As the narrator of the story accounts for the fate of pieces of furniture that pass into the possession of the antique dealers, Russian history becomes a prominent theme. The liberation of the serfs in 1861 signaled the rise of the furniture factory and the end of privately built pieces. By the beginning of the 1920s mahogany chairs and tables had become treasured antiques that their owners sometimes had to sell at prices greatly under their value. Faced with starvation, people parted with cherished objects and artworks.
The story takes place in a town the narrator keeps referring to as the "medieval Russian Bruges, imperial Russia's Kamakura." Allusions to a Japanese and a Belgian city point to the division of Russia geographically and spiritually between East and West. Furthermore, Bruges, immortalized in literature by Georges Rodenbach, also symbolizes the "dead city." The narrator never directly refers to the city of the story by its real name, Uglich. Lying by a river in the heart of the Russian countryside, the town looks back on a dark history, for the last member of the Rurik dynasty, Tsarevich Dmitri, was murdered there. Boris Godunov, the murderer, "sentenced" the church bells to death. His work is completed in the 1920s as, during the course of events in the story, the bells are destroyed and the carillon heard no more. People outside the new power hierarchy of the Communist party face severe discrimination. The narrator paints a devastating picture of the corrupt ruling elite, who live in seclusion to hide their luxuries from the eyes of the public, whose wealth they embezzle and waste. In equally lucid terms the narrator uncovers the sufferings and destruction of the peasantry even before the full brunt of collectivization.

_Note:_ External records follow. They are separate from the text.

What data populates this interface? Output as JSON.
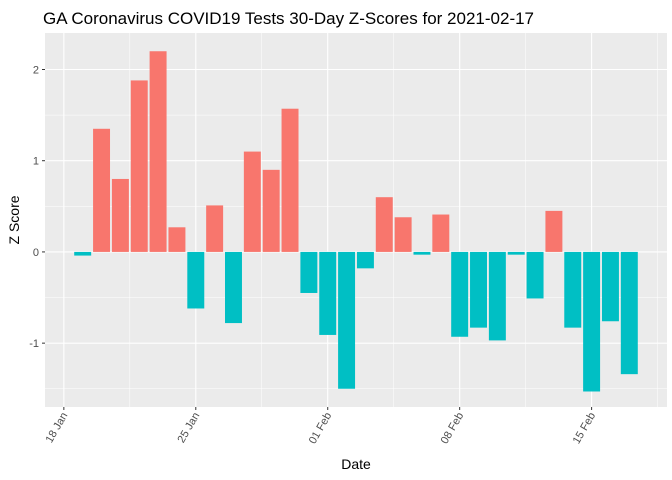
{
  "chart_data": {
    "type": "bar",
    "title": "GA Coronavirus COVID19 Tests 30-Day Z-Scores for 2021-02-17",
    "xlabel": "Date",
    "ylabel": "Z Score",
    "x_range": [
      "2021-01-17",
      "2021-02-19"
    ],
    "ylim": [
      -1.7,
      2.4
    ],
    "y_ticks": [
      -1,
      0,
      1,
      2
    ],
    "y_tick_labels": [
      "-1",
      "0",
      "1",
      "2"
    ],
    "x_ticks": [
      "2021-01-18",
      "2021-01-25",
      "2021-02-01",
      "2021-02-08",
      "2021-02-15"
    ],
    "x_tick_labels": [
      "18 Jan",
      "25 Jan",
      "01 Feb",
      "08 Feb",
      "15 Feb"
    ],
    "grid": true,
    "legend": "none",
    "colors": {
      "positive": "#F8766D",
      "negative": "#00BFC4",
      "panel": "#EBEBEB",
      "grid": "#FFFFFF"
    },
    "x": [
      "2021-01-19",
      "2021-01-20",
      "2021-01-21",
      "2021-01-22",
      "2021-01-23",
      "2021-01-24",
      "2021-01-25",
      "2021-01-26",
      "2021-01-27",
      "2021-01-28",
      "2021-01-29",
      "2021-01-30",
      "2021-01-31",
      "2021-02-01",
      "2021-02-02",
      "2021-02-03",
      "2021-02-04",
      "2021-02-05",
      "2021-02-06",
      "2021-02-07",
      "2021-02-08",
      "2021-02-09",
      "2021-02-10",
      "2021-02-11",
      "2021-02-12",
      "2021-02-13",
      "2021-02-14",
      "2021-02-15",
      "2021-02-16",
      "2021-02-17"
    ],
    "values": [
      -0.04,
      1.35,
      0.8,
      1.88,
      2.2,
      0.27,
      -0.62,
      0.51,
      -0.78,
      1.1,
      0.9,
      1.57,
      -0.45,
      -0.91,
      -1.5,
      -0.18,
      0.6,
      0.38,
      -0.03,
      0.41,
      -0.93,
      -0.83,
      -0.97,
      -0.03,
      -0.51,
      0.45,
      -0.83,
      -1.53,
      -0.76,
      -1.34
    ]
  }
}
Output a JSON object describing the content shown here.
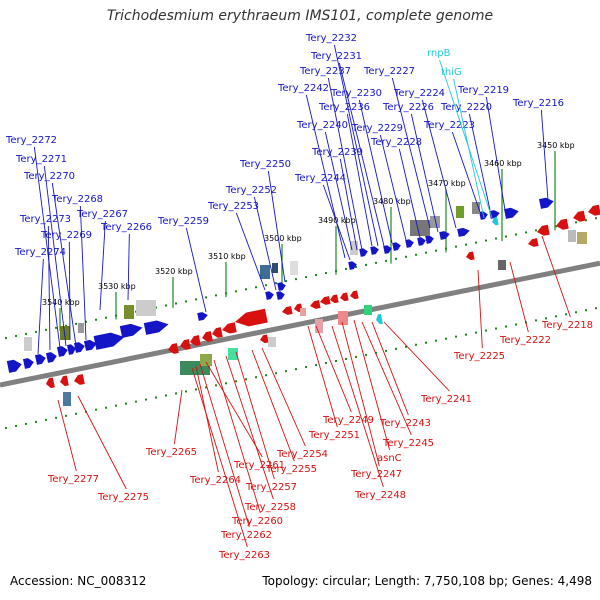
{
  "header": {
    "title": "Trichodesmium erythraeum IMS101, complete genome"
  },
  "footer": {
    "accession": "Accession: NC_008312",
    "summary": "Topology: circular; Length: 7,750,108 bp; Genes: 4,498"
  },
  "colors": {
    "forward": "#1515c8",
    "reverse": "#d81010",
    "rna": "#22c8d8",
    "backbone": "#808080",
    "ticks": "#1a8a1a"
  },
  "scale": {
    "unit": "kbp",
    "labels": [
      "3450 kbp",
      "3460 kbp",
      "3470 kbp",
      "3480 kbp",
      "3490 kbp",
      "3500 kbp",
      "3510 kbp",
      "3520 kbp",
      "3530 kbp",
      "3540 kbp"
    ]
  },
  "forward_genes": [
    "Tery_2216",
    "Tery_2219",
    "Tery_2220",
    "Tery_2223",
    "Tery_2224",
    "Tery_2226",
    "Tery_2227",
    "Tery_2228",
    "Tery_2229",
    "Tery_2230",
    "Tery_2231",
    "Tery_2232",
    "Tery_2236",
    "Tery_2237",
    "Tery_2239",
    "Tery_2240",
    "Tery_2242",
    "Tery_2244",
    "Tery_2250",
    "Tery_2252",
    "Tery_2253",
    "Tery_2259",
    "Tery_2266",
    "Tery_2267",
    "Tery_2268",
    "Tery_2269",
    "Tery_2270",
    "Tery_2271",
    "Tery_2272",
    "Tery_2273",
    "Tery_2274"
  ],
  "rna_genes": [
    "rnpB",
    "thiG"
  ],
  "reverse_genes": [
    "Tery_2218",
    "Tery_2222",
    "Tery_2225",
    "Tery_2241",
    "Tery_2243",
    "Tery_2245",
    "Tery_2247",
    "Tery_2248",
    "asnC",
    "Tery_2249",
    "Tery_2251",
    "Tery_2254",
    "Tery_2255",
    "Tery_2257",
    "Tery_2258",
    "Tery_2260",
    "Tery_2261",
    "Tery_2262",
    "Tery_2263",
    "Tery_2264",
    "Tery_2265",
    "Tery_2275",
    "Tery_2277"
  ]
}
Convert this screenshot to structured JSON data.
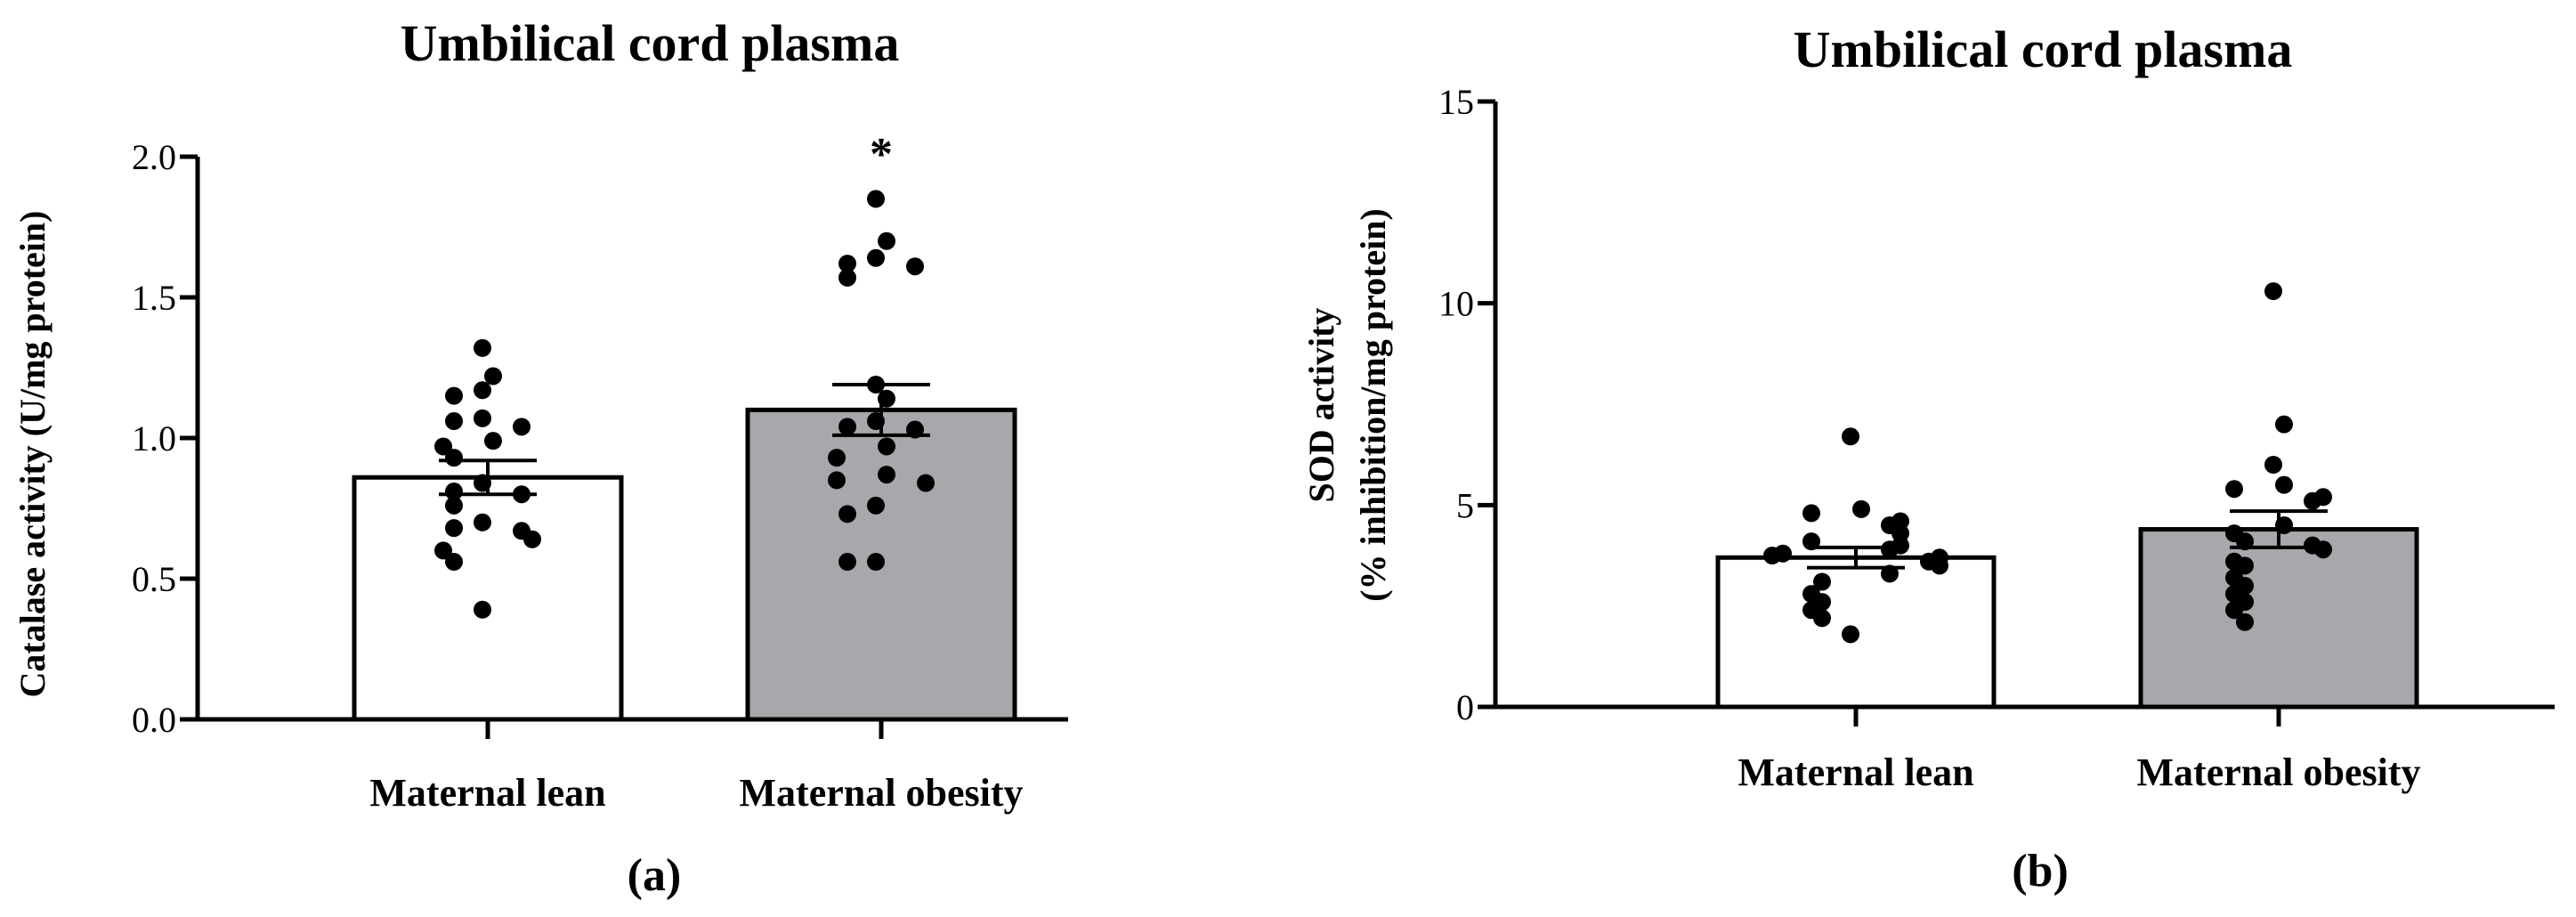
{
  "chart_data": [
    {
      "type": "bar",
      "title": "Umbilical cord plasma",
      "panel_label": "(a)",
      "xlabel": "",
      "ylabel": "Catalase activity (U/mg protein)",
      "ylim": [
        0,
        2.0
      ],
      "yticks": [
        0.0,
        0.5,
        1.0,
        1.5,
        2.0
      ],
      "ytick_labels": [
        "0.0",
        "0.5",
        "1.0",
        "1.5",
        "2.0"
      ],
      "categories": [
        "Maternal lean",
        "Maternal obesity"
      ],
      "values": [
        0.86,
        1.1
      ],
      "sem": [
        0.06,
        0.09
      ],
      "bar_colors": [
        "#ffffff",
        "#a8a7ab"
      ],
      "significance": [
        "",
        "*"
      ],
      "points": [
        [
          1.32,
          1.22,
          1.17,
          1.15,
          1.07,
          1.06,
          1.04,
          0.99,
          0.97,
          0.93,
          0.84,
          0.81,
          0.8,
          0.76,
          0.7,
          0.68,
          0.67,
          0.64,
          0.6,
          0.56,
          0.39
        ],
        [
          1.85,
          1.7,
          1.64,
          1.62,
          1.61,
          1.57,
          1.19,
          1.14,
          1.06,
          1.04,
          1.03,
          0.97,
          0.93,
          0.87,
          0.85,
          0.84,
          0.76,
          0.73,
          0.56,
          0.56
        ]
      ]
    },
    {
      "type": "bar",
      "title": "Umbilical cord plasma",
      "panel_label": "(b)",
      "xlabel": "",
      "ylabel": "SOD activity",
      "ylabel_line2": "(% inhibition/mg protein)",
      "ylim": [
        0,
        15
      ],
      "yticks": [
        0,
        5,
        10,
        15
      ],
      "ytick_labels": [
        "0",
        "5",
        "10",
        "15"
      ],
      "categories": [
        "Maternal lean",
        "Maternal obesity"
      ],
      "values": [
        3.7,
        4.4
      ],
      "sem": [
        0.25,
        0.45
      ],
      "bar_colors": [
        "#ffffff",
        "#a8a7ab"
      ],
      "significance": [
        "",
        ""
      ],
      "points": [
        [
          6.7,
          4.9,
          4.8,
          4.6,
          4.5,
          4.3,
          4.1,
          4.0,
          3.9,
          3.8,
          3.75,
          3.7,
          3.6,
          3.5,
          3.3,
          3.1,
          2.8,
          2.6,
          2.4,
          2.2,
          1.8
        ],
        [
          10.3,
          7.0,
          6.0,
          5.5,
          5.4,
          5.2,
          5.1,
          4.5,
          4.3,
          4.1,
          4.0,
          3.9,
          3.6,
          3.5,
          3.2,
          3.0,
          2.8,
          2.6,
          2.4,
          2.1
        ]
      ]
    }
  ]
}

An ominous, dark, and mud-filled world surrounds the town. As communism, an original European import, takes hold and develops its indigenous Russian variety, much as mahogany furniture had done two centuries earlier, daily customs reflecting the pre-Petrine spirit of Russia's austere Domostroi retain their tight grip over the older generation. The young unlearn the old values, but nothing replaces them.
The only people who have faith are the okhlomon s, a group of mentally unbalanced men who supported the revolution during the civil war but who became profoundly disillusioned with the Soviet state. They own nothing and live in a commune. Like his predecessors, the holy fools who were much venerated by superstitious Russian folk, the chief okhlomon seems to be endowed with prophetic powers, and he predicts a "time of troubles."
"Mahogany" resembles a painting whose fragments create a lasting impression as they mutually illuminate one another. They radiate a sense of melancholy before the approaching storm of the worst excesses of Stalinism in the 1930s. The okhlomon 's dark forebodings become real, for Pil'niak was one of the first writers to be arrested and killed in the 1930s.